Thanks for the info Texane, I didn't know about that either!


----------



## Dave (Jan 24, 2002)

Don't know if this is true or not, but I heard that in the new release they are painting out all the guns with cgi. 

I can't remember where I heard that, and to be honest I don't remember any guns in it. But the idea of retrospectively altering films is a little strange to me. Nothing new though , all began with colourization of b&w movies, and Star Wars. Where will it end?


----------



## msr709 (Jan 24, 2002)

I remember they get very aggressive when they come into the house looking for him but I can't remember if they had guns!  Either way I loved this movie! :rolly2: :alienooh:


----------



## Chilly (Mar 20, 2002)

*elliot*

hey isaw the actoe who plays eliiot
man he looked didfrent!


----------



## sarahksg1 (Apr 8, 2002)

wat he look like?????????


----------



## Chilly (Apr 9, 2002)

*lol*

here

this cant be him!


----------



## sarahksg1 (Apr 20, 2002)

cheers chilly!!!!!!


----------



## Chilly (Apr 21, 2002)

is ok
he lux strange don he?


----------



## sarahksg1 (Apr 21, 2002)

yea he does!!!

he looks way different, i wouldn't have recognised him if i didnt no it was him...lol


----------



## stripe (Jun 13, 2002)

*E.T. DVD Lands Briefly*

From scifi.com 

Universal will release E.T. the Extra-Terrestrial on DVD Oct. 22, but only for only 10 weeks, the company announced. Universal Studios Home Video will release both original and 20th-anniversary versions of the 1982 blockbuster. After the 10 weeks, the title will go on moratorium indefinitely. 

Universal will release the E.T. Limited Collector's Edition DVD, a two-disc set featuring the 2002 version of the movie in either letterbox or full-frame formats for $22.95. The E.T. Ultimate Collector's Gift Set will include the original theatrical version, the 2002 theatrical version, a CD soundtrack, a script from the original feature and a collectible senitype for $69.98. A VHS full-frame version of the movie will be priced at $14.95. 
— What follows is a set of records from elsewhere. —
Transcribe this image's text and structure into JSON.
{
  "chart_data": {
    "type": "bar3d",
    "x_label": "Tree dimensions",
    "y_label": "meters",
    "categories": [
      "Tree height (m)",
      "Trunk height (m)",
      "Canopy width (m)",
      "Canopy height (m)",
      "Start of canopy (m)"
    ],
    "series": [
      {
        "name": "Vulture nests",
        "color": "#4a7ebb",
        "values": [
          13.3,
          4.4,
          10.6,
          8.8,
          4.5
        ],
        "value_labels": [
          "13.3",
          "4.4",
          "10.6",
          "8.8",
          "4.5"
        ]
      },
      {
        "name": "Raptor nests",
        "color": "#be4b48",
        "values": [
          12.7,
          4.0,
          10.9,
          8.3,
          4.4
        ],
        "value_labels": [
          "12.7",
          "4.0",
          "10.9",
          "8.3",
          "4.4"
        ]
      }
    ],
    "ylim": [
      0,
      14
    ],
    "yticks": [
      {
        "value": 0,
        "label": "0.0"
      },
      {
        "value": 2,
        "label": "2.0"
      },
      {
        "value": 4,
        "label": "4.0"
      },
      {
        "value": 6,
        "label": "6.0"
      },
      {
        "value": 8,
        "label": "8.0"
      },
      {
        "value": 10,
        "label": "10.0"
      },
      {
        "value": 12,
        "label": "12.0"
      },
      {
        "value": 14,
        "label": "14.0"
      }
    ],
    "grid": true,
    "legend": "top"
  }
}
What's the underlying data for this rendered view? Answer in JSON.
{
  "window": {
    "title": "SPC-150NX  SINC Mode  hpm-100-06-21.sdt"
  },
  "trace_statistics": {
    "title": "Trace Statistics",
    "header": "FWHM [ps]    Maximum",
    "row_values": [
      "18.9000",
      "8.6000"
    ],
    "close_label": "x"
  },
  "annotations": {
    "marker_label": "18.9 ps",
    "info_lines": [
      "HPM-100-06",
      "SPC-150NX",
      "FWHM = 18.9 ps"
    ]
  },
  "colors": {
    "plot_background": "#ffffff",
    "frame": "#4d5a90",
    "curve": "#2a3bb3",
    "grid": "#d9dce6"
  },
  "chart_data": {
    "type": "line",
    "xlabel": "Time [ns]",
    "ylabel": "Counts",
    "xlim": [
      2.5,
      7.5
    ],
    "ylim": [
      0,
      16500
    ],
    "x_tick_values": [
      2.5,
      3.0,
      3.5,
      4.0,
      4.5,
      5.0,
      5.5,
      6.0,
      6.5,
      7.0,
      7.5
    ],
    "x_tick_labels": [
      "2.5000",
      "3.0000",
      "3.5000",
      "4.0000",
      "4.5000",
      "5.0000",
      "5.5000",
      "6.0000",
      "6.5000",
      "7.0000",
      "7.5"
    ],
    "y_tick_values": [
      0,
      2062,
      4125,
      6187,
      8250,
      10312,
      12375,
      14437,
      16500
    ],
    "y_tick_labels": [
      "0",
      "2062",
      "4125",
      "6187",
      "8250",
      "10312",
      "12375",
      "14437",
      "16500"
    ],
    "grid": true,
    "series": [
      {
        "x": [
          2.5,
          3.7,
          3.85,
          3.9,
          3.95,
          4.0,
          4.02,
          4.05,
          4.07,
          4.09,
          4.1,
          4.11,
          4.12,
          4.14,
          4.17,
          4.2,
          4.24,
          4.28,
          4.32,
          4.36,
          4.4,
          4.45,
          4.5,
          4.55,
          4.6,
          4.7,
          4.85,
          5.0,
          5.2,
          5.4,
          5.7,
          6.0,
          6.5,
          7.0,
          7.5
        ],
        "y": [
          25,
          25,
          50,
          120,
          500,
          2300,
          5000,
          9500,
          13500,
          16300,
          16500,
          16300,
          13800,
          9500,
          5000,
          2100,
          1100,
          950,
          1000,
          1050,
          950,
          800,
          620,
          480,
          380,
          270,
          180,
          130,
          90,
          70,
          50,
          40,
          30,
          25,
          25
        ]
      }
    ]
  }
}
The two-disc set will also contain a track with John Williams' live orchestral performance of his score, which accompanied the 20th-anniversary premiere of the movie in Los Angeles earlier this year. Other DVD highlights include a new interview with director Steven Spielberg, a reunion of the cast and crew, the evolution of the E.T. character and Universal Studios Total Axess, a DVD-ROM feature, the studio announced.


----------



## HeyLynny (Jul 7, 2002)

Dave, you heard right. They did get rid of the guns (in the scene where the bike lifts off into the air, the police below had guns in the original).  I saw this on a reunion show after the re-release.  The extra scenes that they added were really cute too!


----------



## Starbeast (May 9, 2011)

Strange alien movie, but it was geared for kids


----------